As colónias conquistaram a independência nas décadas de 1960 e 1970, mas muitas agarraram-se à moeda, que agora se chama “Comunidade Financeira Africana.

Oito membros da UEMOA – Benim, Burkina Faso, Costa do Marfim, Guiné-Bissau, Mali, Níger, Senegal e Togo – ainda utilizam o CFA. Uma moeda equivalente, o franco centro-africano (também chamado CFA) está a ser utilizada pelos seis estados membros da Comunidade Económica e Monetária da África Central: Camarões, República Centro-Africana, Chade, República do Congo, Guiné Equatorial e Gabão.

Apenas a Guiné Equatorial e a Guiné-Bissau não são ex-colónias francesas, tendo sido subjugadas respectivamente por Espanha e Portugal.

Durante anos, o CFA foi alardeado pelos funcionários do governo como um mecanismo para promover a estabilidade monetária, facilitar a integração económica e melhorar o desempenho económico global.

Então ocorreram golpes de estado e surgiram sentimentos anti-franceses crescentes.

Desde 2020, registaram-se seis golpes de Estado bem-sucedidos na África Ocidental, todos em estados da UEMOA. Os militares tomaram o poder durante um período de crescente insegurança nestes países. Em seguida, acusou as forças francesas de não fazerem o suficiente nas suas colaborações para combater grupos armados.

À medida que as relações azedavam e os estados da região se voltavam para novos parceiros como a Rússia, os apelos ao corte dos laços com a França e à instituição de uma nova moeda tornaram-se mais fortes.

Os defensores do CFA dizem que estar indexado ao euro é um amortecedor útil contra a inflação, dada a situação das economias no Sahel. Juntos, o Burkina Faso, o Mali e o Níger contribuem com apenas cerca de 8% do produto interno bruto (PIB) de 761 mil milhões de dólares da CEDEAO.

Economias muito maiores, como a Nigéria e o Gana, têm lutado com recessões nos últimos anos, à medida que o valor das suas moedas – o naira e o cedi, a moeda mais fraca do mundo em 2022, segundo a Bloomberg News – continuou a cair.

Mas o contra-argumento dos críticos do CFA é que a utilização do fracasso percebido de algumas políticas monetárias africanas como um indicador de como as moedas de substituição se comportariam decorre de doutrinas monetárias ultrapassadas e redutoras.
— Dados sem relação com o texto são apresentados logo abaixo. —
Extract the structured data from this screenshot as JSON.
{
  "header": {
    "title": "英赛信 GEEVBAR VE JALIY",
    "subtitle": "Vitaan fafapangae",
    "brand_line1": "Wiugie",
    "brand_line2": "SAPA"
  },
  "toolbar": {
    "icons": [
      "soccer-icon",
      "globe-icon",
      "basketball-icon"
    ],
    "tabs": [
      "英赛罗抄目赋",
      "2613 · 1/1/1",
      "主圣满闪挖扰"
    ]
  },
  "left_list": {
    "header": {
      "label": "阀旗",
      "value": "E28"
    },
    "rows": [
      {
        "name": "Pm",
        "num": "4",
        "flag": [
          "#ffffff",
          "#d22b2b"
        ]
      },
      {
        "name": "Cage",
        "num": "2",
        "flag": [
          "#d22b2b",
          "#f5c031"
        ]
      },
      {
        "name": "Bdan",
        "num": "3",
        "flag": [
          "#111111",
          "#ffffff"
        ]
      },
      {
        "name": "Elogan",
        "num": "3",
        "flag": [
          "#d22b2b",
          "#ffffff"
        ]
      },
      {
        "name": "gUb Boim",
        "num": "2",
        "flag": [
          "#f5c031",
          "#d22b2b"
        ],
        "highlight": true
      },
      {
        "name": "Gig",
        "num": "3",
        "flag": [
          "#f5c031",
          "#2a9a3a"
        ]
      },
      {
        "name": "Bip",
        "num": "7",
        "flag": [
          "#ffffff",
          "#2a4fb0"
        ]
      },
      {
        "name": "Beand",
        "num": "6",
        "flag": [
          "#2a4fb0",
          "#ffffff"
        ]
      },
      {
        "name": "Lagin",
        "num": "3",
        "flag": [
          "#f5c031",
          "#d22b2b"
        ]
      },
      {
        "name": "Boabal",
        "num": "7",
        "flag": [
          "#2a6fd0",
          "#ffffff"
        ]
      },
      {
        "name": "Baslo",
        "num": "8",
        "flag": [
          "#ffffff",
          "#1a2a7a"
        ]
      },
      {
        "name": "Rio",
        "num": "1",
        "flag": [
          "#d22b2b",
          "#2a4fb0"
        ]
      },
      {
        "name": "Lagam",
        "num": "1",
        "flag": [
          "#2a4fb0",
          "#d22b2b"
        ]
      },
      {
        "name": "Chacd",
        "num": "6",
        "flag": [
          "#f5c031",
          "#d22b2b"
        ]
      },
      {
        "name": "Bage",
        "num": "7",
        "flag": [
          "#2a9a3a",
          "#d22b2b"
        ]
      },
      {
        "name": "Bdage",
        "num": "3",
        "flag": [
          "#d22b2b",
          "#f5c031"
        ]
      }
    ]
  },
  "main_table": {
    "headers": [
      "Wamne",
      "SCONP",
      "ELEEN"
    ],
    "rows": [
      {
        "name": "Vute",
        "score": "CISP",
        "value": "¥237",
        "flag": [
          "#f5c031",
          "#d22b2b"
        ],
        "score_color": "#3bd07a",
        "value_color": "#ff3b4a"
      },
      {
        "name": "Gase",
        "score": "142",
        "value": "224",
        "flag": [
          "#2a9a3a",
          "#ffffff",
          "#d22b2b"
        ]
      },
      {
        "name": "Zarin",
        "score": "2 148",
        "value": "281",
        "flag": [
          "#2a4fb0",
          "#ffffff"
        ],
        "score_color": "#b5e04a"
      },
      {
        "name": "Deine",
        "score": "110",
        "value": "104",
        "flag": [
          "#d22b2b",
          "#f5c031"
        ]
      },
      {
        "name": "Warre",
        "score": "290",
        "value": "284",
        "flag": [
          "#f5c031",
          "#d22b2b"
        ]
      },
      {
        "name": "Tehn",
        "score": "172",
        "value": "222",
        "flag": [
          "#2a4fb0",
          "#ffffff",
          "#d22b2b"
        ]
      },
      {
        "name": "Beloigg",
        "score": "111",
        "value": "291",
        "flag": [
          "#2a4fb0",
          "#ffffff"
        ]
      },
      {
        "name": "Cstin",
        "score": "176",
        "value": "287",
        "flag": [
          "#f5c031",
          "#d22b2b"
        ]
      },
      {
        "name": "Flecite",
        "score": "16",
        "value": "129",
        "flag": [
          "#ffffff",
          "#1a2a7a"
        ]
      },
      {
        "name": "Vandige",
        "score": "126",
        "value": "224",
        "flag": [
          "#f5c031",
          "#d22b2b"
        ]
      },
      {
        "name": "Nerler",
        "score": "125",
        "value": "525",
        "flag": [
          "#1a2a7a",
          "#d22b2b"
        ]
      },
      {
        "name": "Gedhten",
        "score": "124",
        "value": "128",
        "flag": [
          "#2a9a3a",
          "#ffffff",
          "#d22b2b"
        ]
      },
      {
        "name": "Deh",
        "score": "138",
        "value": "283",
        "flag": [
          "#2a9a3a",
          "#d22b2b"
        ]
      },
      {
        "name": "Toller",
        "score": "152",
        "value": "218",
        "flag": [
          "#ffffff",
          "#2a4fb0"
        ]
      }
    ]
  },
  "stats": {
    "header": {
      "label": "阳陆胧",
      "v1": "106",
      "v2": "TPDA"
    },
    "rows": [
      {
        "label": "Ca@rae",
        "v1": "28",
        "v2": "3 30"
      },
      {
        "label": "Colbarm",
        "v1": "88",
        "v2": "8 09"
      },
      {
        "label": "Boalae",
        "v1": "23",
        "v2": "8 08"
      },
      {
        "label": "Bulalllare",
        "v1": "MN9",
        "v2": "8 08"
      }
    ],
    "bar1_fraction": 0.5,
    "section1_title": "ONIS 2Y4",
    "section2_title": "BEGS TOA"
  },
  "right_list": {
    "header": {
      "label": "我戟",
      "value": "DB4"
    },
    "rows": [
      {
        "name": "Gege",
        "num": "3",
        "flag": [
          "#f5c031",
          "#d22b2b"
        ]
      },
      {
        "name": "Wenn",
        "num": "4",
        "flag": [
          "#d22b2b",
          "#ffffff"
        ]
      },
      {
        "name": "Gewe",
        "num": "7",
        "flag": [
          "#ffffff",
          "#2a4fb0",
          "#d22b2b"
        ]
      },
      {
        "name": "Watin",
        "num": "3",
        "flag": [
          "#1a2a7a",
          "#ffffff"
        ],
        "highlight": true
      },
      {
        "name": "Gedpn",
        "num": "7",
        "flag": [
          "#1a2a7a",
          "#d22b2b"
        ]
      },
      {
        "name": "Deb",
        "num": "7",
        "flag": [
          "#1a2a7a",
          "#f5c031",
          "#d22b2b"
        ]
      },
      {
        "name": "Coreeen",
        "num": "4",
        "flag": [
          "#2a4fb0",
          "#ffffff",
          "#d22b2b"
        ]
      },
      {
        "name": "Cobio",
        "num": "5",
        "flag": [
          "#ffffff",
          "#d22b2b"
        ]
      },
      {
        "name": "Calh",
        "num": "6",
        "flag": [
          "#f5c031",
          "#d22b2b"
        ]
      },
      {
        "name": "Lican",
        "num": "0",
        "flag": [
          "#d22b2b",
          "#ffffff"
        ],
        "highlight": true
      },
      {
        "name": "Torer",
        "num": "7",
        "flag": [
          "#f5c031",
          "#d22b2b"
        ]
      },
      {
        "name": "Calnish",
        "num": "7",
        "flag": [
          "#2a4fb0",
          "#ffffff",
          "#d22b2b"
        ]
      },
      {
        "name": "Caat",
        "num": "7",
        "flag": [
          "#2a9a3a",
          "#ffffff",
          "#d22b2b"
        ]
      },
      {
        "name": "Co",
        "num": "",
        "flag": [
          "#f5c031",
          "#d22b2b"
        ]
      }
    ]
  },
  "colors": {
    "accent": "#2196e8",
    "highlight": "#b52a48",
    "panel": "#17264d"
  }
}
Um deles é o economista senegalês Ndongo Samba Sylla, chefe de investigação e política para África na International Development Economics Associates. Ele disse que o CFA foi criado não para o benefício dos estados africanos, mas para que a França se protegesse contra a subida do dólar dos Estados Unidos.

A famosa estabilidade do CFA, disse ele, é artificial porque a referência é externa.

“De um ponto de vista económico puramente prático, o CFA não é uma moeda ou sistema benéfico para os seus estados utilizadores”, disse ele à Al Jazeera.

“A análise de longo prazo do indicador PIB per capita, que é usado para avaliar o crescimento do rendimento por pessoa, prova que os países que usaram o CFA desde a sua independência não registaram o desenvolvimento que deveriam ter”, disse Sylla. “Por exemplo, a Costa do Marfim, o país economicamente mais significativo entre as 14 nações da zona CFA, atingiu o seu pico de rendimento per capita em 1978. Da mesma forma, o Níger, que sofreu um golpe militar em 2023 e decidiu recentemente retirar-se da Economia Económica A Comunidade dos Estados da África Ocidental registou o seu rendimento per capita mais elevado em 1965. A lista continua.”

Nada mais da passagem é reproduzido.